La Convención Constitucional no está comunicándose con el país, y peor que eso, algunos de los que aspiran a que el proceso tenga el apoyo de la mayoría de los chilenos y chilenas, están dinamitando esa posibilidad, lanzando al ruedo ideas vacías, declaraciones que los medios y las redes sociales reproducen como petardos en medio de un funeral. La responsabilidad en este caso no es de los adversarios políticos de la constituyente, sino de una visión miope de quienes suelen adjudicarse la representación del pueblo sólo porque tienen un convencimiento íntimo que veneran como si se tratara de un fetiche. Por si no fuera suficiente, los encargados de lograr un vínculo de confianza entre la opinión pública y la Convención han hecho un pésimo trabajo. No han logrado una transmisión consistente de las etapas que se cumplen, ni de los contenidos que se abordan, ni siquiera de la forma de trabajo. La Convención está perdiendo apoyo porque la gente no ve ni entiende sus avances. En lugar de la ejecución de una partitura reconocible y nítida, lo que se escucha es el ruido de un avispero, al que más vale no prestarle atención.

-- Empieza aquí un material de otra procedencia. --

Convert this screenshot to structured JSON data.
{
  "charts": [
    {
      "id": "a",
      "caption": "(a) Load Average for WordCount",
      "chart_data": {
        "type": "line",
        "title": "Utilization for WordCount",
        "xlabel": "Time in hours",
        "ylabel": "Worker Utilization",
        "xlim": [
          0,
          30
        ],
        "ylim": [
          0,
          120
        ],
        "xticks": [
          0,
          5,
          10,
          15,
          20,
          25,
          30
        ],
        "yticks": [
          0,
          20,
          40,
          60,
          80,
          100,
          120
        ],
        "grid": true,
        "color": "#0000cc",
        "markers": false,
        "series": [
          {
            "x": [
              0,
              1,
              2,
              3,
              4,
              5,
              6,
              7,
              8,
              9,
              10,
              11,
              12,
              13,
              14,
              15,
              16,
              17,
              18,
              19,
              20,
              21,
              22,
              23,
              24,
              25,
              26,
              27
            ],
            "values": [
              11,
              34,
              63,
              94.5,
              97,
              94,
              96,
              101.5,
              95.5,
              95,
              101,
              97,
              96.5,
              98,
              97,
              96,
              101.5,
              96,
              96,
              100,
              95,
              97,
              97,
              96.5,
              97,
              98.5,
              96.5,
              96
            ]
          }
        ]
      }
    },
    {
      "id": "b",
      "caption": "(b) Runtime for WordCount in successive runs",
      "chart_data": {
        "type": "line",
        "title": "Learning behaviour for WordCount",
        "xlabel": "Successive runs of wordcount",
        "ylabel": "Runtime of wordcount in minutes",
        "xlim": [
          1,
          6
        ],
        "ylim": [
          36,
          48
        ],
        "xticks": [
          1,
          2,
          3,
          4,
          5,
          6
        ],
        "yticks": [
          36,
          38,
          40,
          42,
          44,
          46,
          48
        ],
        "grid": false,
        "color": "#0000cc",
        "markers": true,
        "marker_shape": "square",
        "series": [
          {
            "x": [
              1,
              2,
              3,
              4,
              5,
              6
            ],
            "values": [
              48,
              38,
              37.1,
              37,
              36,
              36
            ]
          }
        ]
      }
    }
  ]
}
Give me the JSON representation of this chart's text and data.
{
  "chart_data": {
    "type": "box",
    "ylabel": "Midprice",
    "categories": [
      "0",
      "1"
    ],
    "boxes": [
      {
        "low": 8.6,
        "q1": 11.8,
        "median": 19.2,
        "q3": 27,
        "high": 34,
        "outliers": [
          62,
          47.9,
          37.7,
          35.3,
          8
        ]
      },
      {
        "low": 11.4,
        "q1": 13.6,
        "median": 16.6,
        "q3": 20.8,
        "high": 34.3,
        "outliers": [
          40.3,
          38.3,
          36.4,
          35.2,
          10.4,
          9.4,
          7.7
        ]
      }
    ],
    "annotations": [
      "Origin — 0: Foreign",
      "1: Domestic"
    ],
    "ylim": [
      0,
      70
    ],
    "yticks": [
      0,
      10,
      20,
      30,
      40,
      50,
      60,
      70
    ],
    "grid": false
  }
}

Quienes buscan redactar una nueva Constitución que sea aprobada en el plebiscito de salida deberían tener claro que, para gran parte de la opinión pública, lo que se percibe desde fuera deja mucho que desear: lejos de lucir como un esfuerzo colectivo y plural con un sentido claro, la Convención Constitucional está pareciéndose cada vez más a una suma de individualidades más o menos arrogantes, que a punta de anuncios descabellados y declaraciones innecesarias, satura la agenda del día, boicoteando con ello un proceso que, de fracasar, nos arrastraría a todos hasta un oscuro punto sin retorno.